Information Router for Mitigating Modality Dominance in Vision-Language Models

Vision Language models (VLMs) have demonstrated strong performance across a wide range of benchmarks, yet they often suffer from modality dominance, where predictions rely disproportionately on a single modality. Prior approaches primarily address this issue by steering model's attention allocation, implicitly assuming that all modalities provide sufficient information. However, attention only determines where the model focuses, and cannot enrich information that is missing or ambiguous. In the real world, input modalities often differ in information density and their signal-to-noise ratios. In such cases, simply adjusting model's attention does not resolve the underlying lack of information.
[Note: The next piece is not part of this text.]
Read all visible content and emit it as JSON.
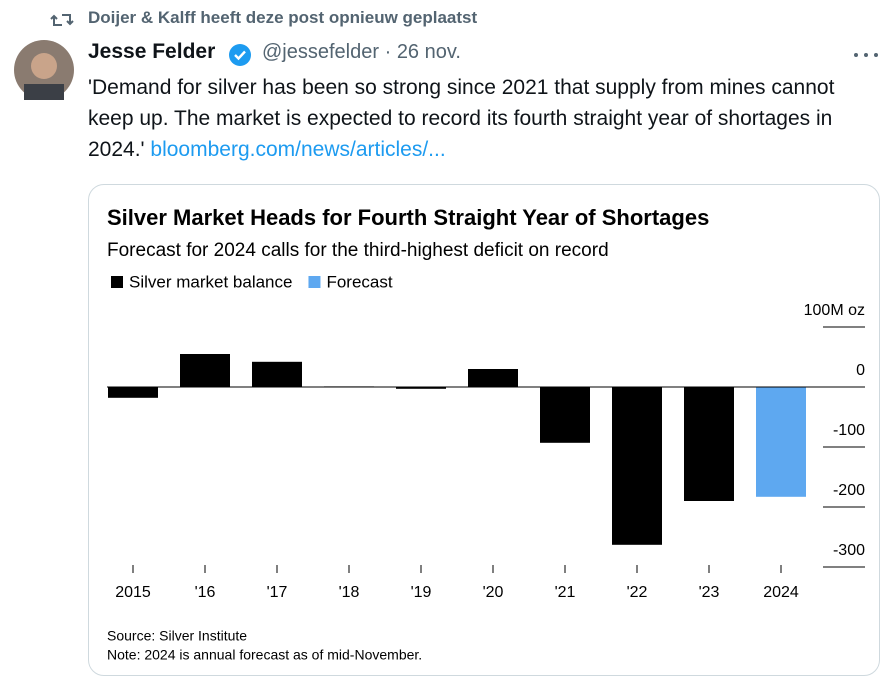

In this paper, we propose \textsc{MoIR}: \textit{Multi-modal Information Router}, an information-level fusion method that explicitly reduces information disparity prior to fusion. \textsc{MoIR} identifies less informative tokens and routes complementary information from a stronger modality, constructing information-dense token representations before they are processed by a large language model. By modifying information availability, \textsc{MoIR} enables reliable shifts in modality dominance, even when one modality is degraded. We evaluate \textsc{MoIR} on three widely used multi-modal benchmarks across multiple model backbones. Experimental results show that \textsc{MoIR} consistently demonstrates more balanced modality contribution, and improves robustness and downstream performance, particularly even under modality degradation. These findings demonstrate that explicitly modifying cross-modal information is an effective and complementary strategy for mitigating modality dominance in multi-modal reasoning models.

翻译：视觉语言模型（VLM）在各类基准测试中展现出强大性能，却常受模态主导性问题困扰，即模型预测过度依赖单一模态。现有方法主要通过引导模型注意力分配来应对该问题，隐式假设所有模态均能提供充足信息。然而，注意力机制仅决定模型关注位置，无法补充缺失或模糊的信息。现实世界中，不同模态的信息密度和信噪比往往存在差异。在此情况下，单纯调整注意力机制无法解决根本性的信息缺失问题。本文提出\textsc{MoIR}多模态信息路由器，这是一种信息级融合方法，可在信息融合前显式缩小信息差距。\textsc{MoIR}能够识别信息量较少的令牌，并从强模态路由补充信息，在大语言模型处理前构建信息密集的令牌表征。通过调整信息可用性，即便在单模态退化情况下，\textsc{MoIR}仍能实现模态主导性的可靠转移。我们在三个主流多模态基准测试中，基于多种模型骨干对\textsc{MoIR}进行评估。实验结果表明，\textsc{MoIR}能持续实现更均衡的模态贡献，尤其在模态退化条件下，显著提升了模型鲁棒性和下游任务性能。这些发现证明，显式修正跨模态信息是缓解多模态推理模型中模态主导性的有效互补策略。